Feeding of mice with Doxy (200 ppm) started at an age of 2,5 months and was maintained until an age of 6 m. The proprietary Cube technology was used to document spontaneous behavior, gait, motor function, but also social interaction, day/ night activity and cognition. Effects on NFTs and brain atrophy were measured using quantitative histological methods, the influence on brain inflammation markers was examined using real time PCR.
Transgene suppression over 2,5 months is decreasing tau expression significantly, resultíng in normalization of T-maze performance, but also modulation of practically all disturbed behavioral features that were investigated using Smart Cube, Neuro Cube and Pheno Cube, including motor function, rearing, hyperactivity and social behavior. Beside the known effects on brain pathology, Doxy also normalizes the expression of different pro-inflammatory markers in the mouse brain, which could be in connection to progressive brain atrophy.

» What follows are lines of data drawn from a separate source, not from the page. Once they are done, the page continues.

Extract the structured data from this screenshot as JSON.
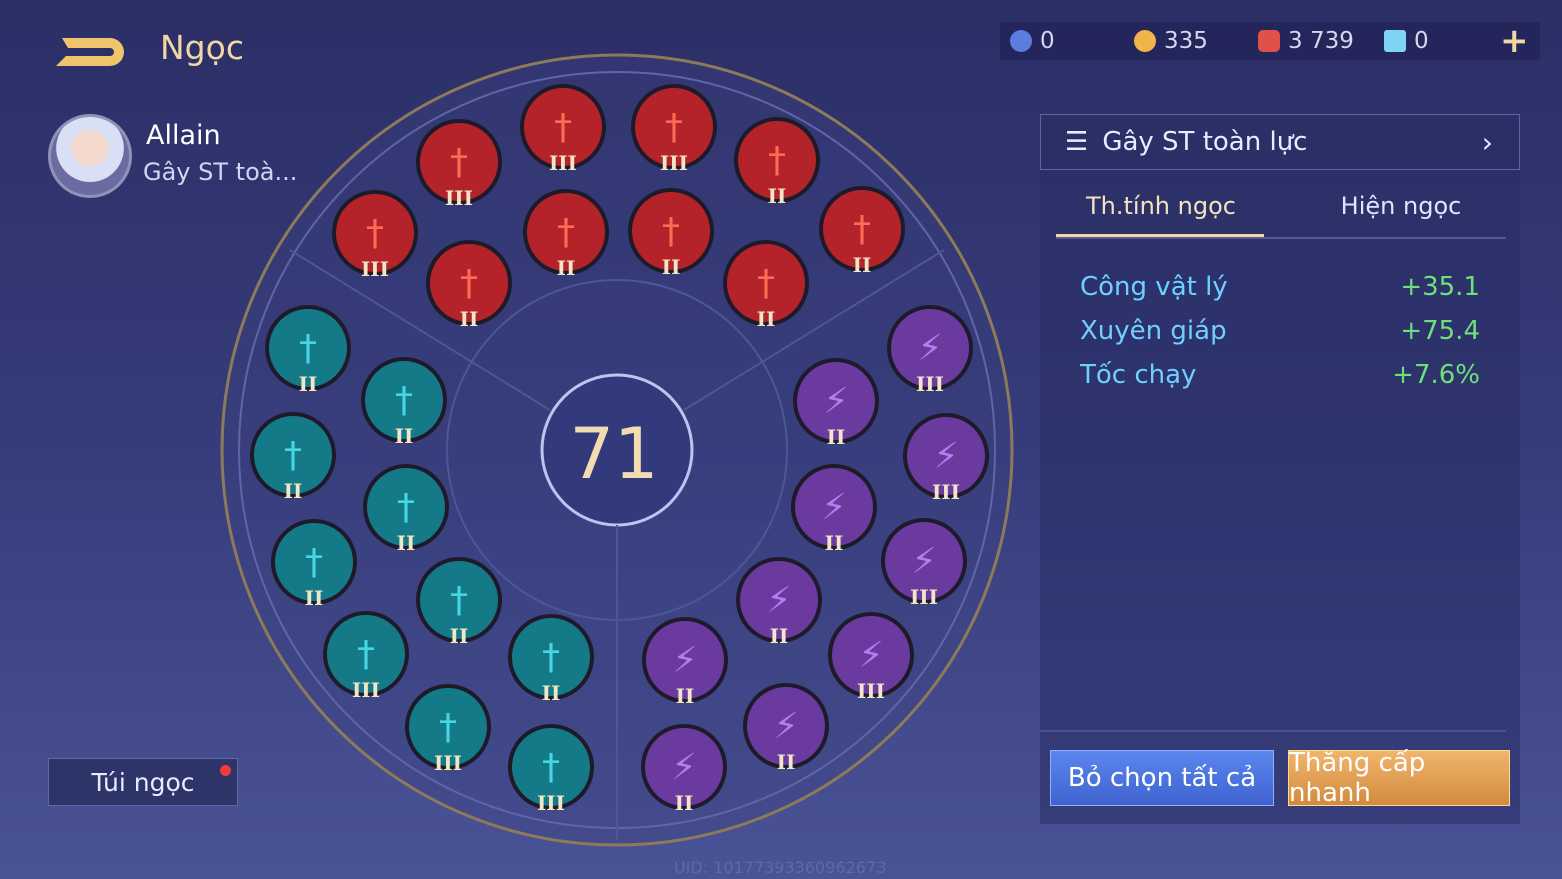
{
  "header": {
    "title": "Ngọc",
    "back_icon": "back-arrow-icon"
  },
  "hero": {
    "name": "Allain",
    "build": "Gây ST toà..."
  },
  "currency": [
    {
      "icon": "blue-coin-icon",
      "value": "0",
      "color": "#5b7de0"
    },
    {
      "icon": "gold-coin-icon",
      "value": "335",
      "color": "#f0b44a"
    },
    {
      "icon": "red-gem-icon",
      "value": "3 739",
      "color": "#e2504a"
    },
    {
      "icon": "blue-card-icon",
      "value": "0",
      "color": "#7fd3f5"
    }
  ],
  "level": "71",
  "bag": {
    "label": "Túi ngọc",
    "has_notification": true
  },
  "panel": {
    "build_name": "Gây ST toàn lực",
    "tabs": [
      {
        "label": "Th.tính ngọc",
        "active": true
      },
      {
        "label": "Hiện ngọc",
        "active": false
      }
    ],
    "stats": [
      {
        "name": "Công vật lý",
        "value": "+35.1"
      },
      {
        "name": "Xuyên giáp",
        "value": "+75.4"
      },
      {
        "name": "Tốc chạy",
        "value": "+7.6%"
      }
    ],
    "deselect_all": "Bỏ chọn tất cả",
    "quick_upgrade": "Thăng cấp nhanh"
  },
  "gem_colors": {
    "red": "#b5232a",
    "teal": "#157a88",
    "purple": "#6a3a9e"
  },
  "gems": {
    "red": [
      "III",
      "III",
      "III",
      "II",
      "III",
      "II",
      "II",
      "II",
      "II",
      "II"
    ],
    "teal": [
      "II",
      "II",
      "II",
      "II",
      "II",
      "II",
      "III",
      "II",
      "III",
      "III"
    ],
    "purple": [
      "III",
      "II",
      "III",
      "II",
      "III",
      "II",
      "III",
      "II",
      "II",
      "II"
    ]
  },
  "uid": "UID: 1017739336096267З"
}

The data show first time that exposure to Doxy results in at least a partial reversal of the deficits in the rTG4510mice which were recorded using unique, high-trough-put behavioral methods, which correlates to a significant decrease in markers of neuro-inflammation and expected reduction of NFT pathology, indicating that abnormally processed tau protein is essential for these disturbances.
Shutting down transgene expression by Doxy is a useful benchmarking for preclinical treatment trials for drugs addressing tau pathology.